You seem to have my point backwards. It's not that SQL is substantially better than QUEL, it's that QUEL was not substantially better than SQL. Ultimately, what made Postgres interesting wasn't the query language.

> a different query language could have prevented a whole lot of real bugs too. SQL also has its fair share of security problems that are only prevented by telling developers to be careful.

I can't think of an example where one of these newer query languages actually solve bugs in the way that Rust does with the borrow checker. Slightly better syntax may prevent bugs but no where near in the same way. I don't find SQL particularly bug-inducing -- it's mostly just annoying.

SQL isn't the nicest language to write, but I do find it one of the most readable languages out there.

> The worst SQL I've ever seen is when someone attempts to program it imperatively. It takes a different mentality to write SQL then to write imperative code.

Use to any me when my team lead who was a fairly shitty programmer used to describe queries to me in an imperative way. "IF, blah blah blah, THEN". You need to think of your queries as "Return this to me WHEN". Once you get your head around this, there is something quite elegant about the relational model.

All of this is true.

"Being ok for trivial things... that programmers tend to work" with is precisely why SQL has won over the years. SQL has never been a great general-purpose language, but is fantastic at the things programmers tend to work with. That SQL (and associated databases) keeps getting extended to meet new data storage/retrieval problems has really helped SQL stick with us.

Honestly for OLAP use cases, I think dataframe apis are superior.
I gained a a few years of experience in SQL-based OLAP systems at my current job. In this time I developed a strong appreciation for SQL, especially for its composability. Recently, I started a project in Google Colab, gluing together queries from several systems with Pandas DataFrames. I can honestly say that I've never been more frustrated learning an API than I have with Pandas.

Need some window function like LAG() or LEAD()? Too bad, I hope you like writing Python "for i in range(...):" loops. My notebook is littered with ".reset_index()" calls, ".replace(np.nan, None)", "axis='columns'", "foo.assign(bar=lambda df: df.apply(lambda row: ...))". groupby is especially confusing to me, as a Pandas GroupBy is difficult to compose with a normal DataFrame until you call .reset_index(). Compare this to SQL, where a subquery is a subquery, whether or not it has a GROUP BY clause.

The Pandas documentation also leaves a lot to be desired. Take the documentation of pandas.NaT[1] for example. "pandas.NaT: alias of NaT". Ok? That still doesn't tell me what NaT is, nor does it link to the thing that it aliases. The groupby documentation[2] also caused me some headaches, as it covers only the simplest aggregation use-cases.

Pandas is clearly better for some use-cases, but mostly for simple operations that are well-supported by the API (perhaps numeric operations that are implemented with native numpy routines). But if I'm doing some interactive OLAP stuff, I'll reach for SQL. Perhaps the problem is I'm trying to use Pandas like it's SQL, when it's not. But for manipulating data, I'd rather use a language than a library.

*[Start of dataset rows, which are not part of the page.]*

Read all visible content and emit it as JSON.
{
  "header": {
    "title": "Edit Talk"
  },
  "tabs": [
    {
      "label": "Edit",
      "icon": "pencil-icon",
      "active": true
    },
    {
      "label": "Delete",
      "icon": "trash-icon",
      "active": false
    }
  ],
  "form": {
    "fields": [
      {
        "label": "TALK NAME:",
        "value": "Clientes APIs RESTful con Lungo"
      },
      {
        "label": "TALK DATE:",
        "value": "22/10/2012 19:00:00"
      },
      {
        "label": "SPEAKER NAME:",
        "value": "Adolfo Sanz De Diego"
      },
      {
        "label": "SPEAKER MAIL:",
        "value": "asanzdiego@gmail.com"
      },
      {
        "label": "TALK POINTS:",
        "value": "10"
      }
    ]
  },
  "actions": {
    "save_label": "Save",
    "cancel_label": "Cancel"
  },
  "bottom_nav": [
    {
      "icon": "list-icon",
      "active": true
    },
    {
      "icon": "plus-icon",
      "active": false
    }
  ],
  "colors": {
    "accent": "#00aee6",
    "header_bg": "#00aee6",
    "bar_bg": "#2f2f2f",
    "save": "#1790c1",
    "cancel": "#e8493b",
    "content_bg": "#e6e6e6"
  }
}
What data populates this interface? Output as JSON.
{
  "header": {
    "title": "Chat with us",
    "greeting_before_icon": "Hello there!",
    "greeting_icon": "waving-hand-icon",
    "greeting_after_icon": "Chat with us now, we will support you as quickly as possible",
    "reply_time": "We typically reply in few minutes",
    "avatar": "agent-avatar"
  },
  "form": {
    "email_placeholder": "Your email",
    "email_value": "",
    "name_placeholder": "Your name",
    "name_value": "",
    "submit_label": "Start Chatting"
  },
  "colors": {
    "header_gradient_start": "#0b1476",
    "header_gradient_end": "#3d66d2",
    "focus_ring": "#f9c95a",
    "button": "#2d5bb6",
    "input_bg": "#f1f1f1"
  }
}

[1] https://pandas.pydata.org/docs/reference/api/pandas.NaT.html [2] https://pandas.pydata.org/docs/user_guide/groupby.html

edit: half a sentence

I should've specified polars, ibis, dplyr, pyspark, etc.

Pandas is easily the worst dataframe api.

I'll never go back to SQL from polars, it's far superior in both composability and readability imo.

Not to mention complex transforms can be version controlled and unit tested, and then you can compose these together.

It also maps to/from SQL quite naturally.

I think the fundamental problem is that if you want to talk to databases, you have to speak SQL. Like Javascript on the web, you are stuck with what the platform provides. Both languages have significant deficiencies, yet is/was the only game in town.

Sure, there are some languages which can compile down to SQL, but like Typescript, every once and a while, you find some edge case where the transpilation fails you and you might as well be an expert in SQL.

I love all of the ideas of PRQL, but I do not know if I would be painting myself into a corner adopting something that will go the way of CoffeeScript.